5. Tomou um tapa e foi embora: com a certeza de que, na terra da impunidade, essa seria a sua única punição. Levando ainda na cara dura o contentamento de ter machucado com a sua cara de pau a mão negra que tentou se defender da agressão branca.

Andy e Polyana não deixaram barato, buscaram a Delegacia da Polícia Civil e da Mulher e conseguiram, juntos com os outros moradores da Casa do Estudante, mobilizar a UFPEL para que ela também investigue o caso e tome as medidas cabíveis contra essa violência.

Todas essas medidas policiais, jurídicas, administrativas são muito bem-vindas, cabíveis e necessárias, porém, em meu entender, insuficientes. Precisamos refletir esse caso e agir. É preciso que as forças vivas da cidade se manifestem: movimentos sociais, movimentos negros, intelectualidade, políticos, sociedade civil organizada, ONGs, Religiões, enfim… todos os que não toleram o machismo, o elitismo, o racismo, a homofobia que degradam a dignidade humana. COMO ISSO PODE SE MANTER NO TRANSCORRER DO TEMPO COMO UMA TRADIÇÃO DE UM CURSO UNIVERSITÁRIO PÚBLICO? Quem nada faz ajuda a manter esse tipo de coisa.

O QUE FAZER???

Muito vem sendo dito sobre o fato: reportagens, notas, debate na rede social, etc. Que bom que fatos como esses ainda assombram alguns e demonstram que nossa sensibilidade humana, não está – ao menos de todo – anestesiada. Porém, é preciso fazer mais! Por isso proponho que a UFPEL, até mesmo como um ato de desagravo, organize e chame um JULGAMENTO SIMBÓLICO DO FATO, juntamente com outras Universidades, OAB, Movimento Negro, Políticos, Religiões de matriz afro (e outras), ONGs, Movimentos Sociais, Institutos de Pesquisas, Imprensa…

Esse JULGAMENTO ÉTICO (julgamento igualmente histórico, psicológico, antropológico…) da questão não substituiria as medidas policiais e jurídicas já aplicadas, mas as complementaria, tratando da questão de forma coletiva, servindo para exorcizar de nosso meio esse tipo de coisa, um tratamento coletivo destes problemas que geram tantas dores e tanta gente por tanto tempo. Isso é um mínimo que se quer de uma universidade (ou de alguns cursos universitários) – sobretudo públicos – que se propõem a cumprir com responsabilidade cidadã e ética a sua missão histórico-social.

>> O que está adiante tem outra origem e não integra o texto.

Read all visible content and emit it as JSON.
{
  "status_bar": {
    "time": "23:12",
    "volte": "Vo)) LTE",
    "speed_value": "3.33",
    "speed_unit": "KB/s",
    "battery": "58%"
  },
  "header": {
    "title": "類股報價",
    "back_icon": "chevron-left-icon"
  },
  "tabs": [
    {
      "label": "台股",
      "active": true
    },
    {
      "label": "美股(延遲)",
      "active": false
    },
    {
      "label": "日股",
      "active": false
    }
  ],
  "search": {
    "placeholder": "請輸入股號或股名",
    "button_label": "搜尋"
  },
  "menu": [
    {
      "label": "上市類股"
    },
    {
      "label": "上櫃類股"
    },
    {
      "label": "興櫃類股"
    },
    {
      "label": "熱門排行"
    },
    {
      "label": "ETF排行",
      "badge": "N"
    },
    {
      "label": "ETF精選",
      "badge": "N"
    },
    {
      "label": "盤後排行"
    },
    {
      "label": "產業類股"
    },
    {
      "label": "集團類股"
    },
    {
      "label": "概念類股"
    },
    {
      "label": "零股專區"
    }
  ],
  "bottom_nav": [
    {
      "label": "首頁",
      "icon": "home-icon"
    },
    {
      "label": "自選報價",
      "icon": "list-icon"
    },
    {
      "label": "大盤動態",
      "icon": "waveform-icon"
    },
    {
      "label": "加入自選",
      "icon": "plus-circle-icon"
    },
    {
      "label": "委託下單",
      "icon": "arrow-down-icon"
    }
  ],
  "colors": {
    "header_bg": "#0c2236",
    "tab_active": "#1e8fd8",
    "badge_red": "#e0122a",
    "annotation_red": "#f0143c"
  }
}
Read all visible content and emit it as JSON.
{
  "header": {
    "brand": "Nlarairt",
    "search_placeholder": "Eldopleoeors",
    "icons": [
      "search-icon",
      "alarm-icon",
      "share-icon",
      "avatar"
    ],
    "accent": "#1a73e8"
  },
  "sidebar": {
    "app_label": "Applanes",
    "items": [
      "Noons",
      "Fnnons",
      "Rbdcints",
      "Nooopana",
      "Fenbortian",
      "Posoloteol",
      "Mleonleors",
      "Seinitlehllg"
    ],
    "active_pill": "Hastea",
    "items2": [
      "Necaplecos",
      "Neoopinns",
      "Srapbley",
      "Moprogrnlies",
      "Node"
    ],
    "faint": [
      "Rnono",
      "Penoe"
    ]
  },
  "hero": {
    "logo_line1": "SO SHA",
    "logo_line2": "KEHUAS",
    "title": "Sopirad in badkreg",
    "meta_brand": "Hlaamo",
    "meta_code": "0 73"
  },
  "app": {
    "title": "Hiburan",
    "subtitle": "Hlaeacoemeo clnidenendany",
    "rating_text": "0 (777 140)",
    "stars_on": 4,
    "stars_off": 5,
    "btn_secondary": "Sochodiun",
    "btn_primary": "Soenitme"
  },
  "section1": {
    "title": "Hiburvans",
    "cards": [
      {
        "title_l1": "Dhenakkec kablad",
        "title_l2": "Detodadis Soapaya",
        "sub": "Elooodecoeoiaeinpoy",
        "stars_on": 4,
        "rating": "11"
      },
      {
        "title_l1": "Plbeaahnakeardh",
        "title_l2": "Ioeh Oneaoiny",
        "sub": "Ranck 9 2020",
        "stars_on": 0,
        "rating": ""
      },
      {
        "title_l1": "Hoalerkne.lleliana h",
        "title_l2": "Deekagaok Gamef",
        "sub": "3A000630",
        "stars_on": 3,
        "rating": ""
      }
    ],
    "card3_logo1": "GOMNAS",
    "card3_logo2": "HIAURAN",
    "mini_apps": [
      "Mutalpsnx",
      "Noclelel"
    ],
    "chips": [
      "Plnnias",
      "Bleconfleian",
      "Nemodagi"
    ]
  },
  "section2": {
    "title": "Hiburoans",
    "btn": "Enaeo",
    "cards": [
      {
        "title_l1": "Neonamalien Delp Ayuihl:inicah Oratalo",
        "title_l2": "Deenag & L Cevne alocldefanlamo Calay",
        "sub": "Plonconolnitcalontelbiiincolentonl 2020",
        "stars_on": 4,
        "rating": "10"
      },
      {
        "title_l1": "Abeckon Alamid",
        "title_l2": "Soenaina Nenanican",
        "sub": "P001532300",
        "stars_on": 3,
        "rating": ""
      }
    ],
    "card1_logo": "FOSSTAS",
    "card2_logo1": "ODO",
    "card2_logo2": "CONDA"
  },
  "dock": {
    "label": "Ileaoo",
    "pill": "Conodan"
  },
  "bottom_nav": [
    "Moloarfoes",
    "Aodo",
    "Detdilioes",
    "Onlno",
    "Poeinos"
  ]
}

Mais com um julgamento como tal precisamos refletir e agir. Para finalizar pontuo mais um elemento simbólico que me incomoda. Como podem cursos universitários tirarem fotos alegres de formatura numa charqueada? O que diríamos de algum alemão que pretendesse fazer as suas fotos de formatura em Auschwitz? Pois bem, uma análise histórica séria, dirá no mínimo que AS CHARQUEADAS SÃO O NOSSO AUSCHWISTZ! E nós achamos isso normal, concordamos, não dizemos nada, permitimos, não problematizamos tamanho desrespeito histórico para com a população afrodescendente.

Destaque: reprodução da postagem do autor em rede social.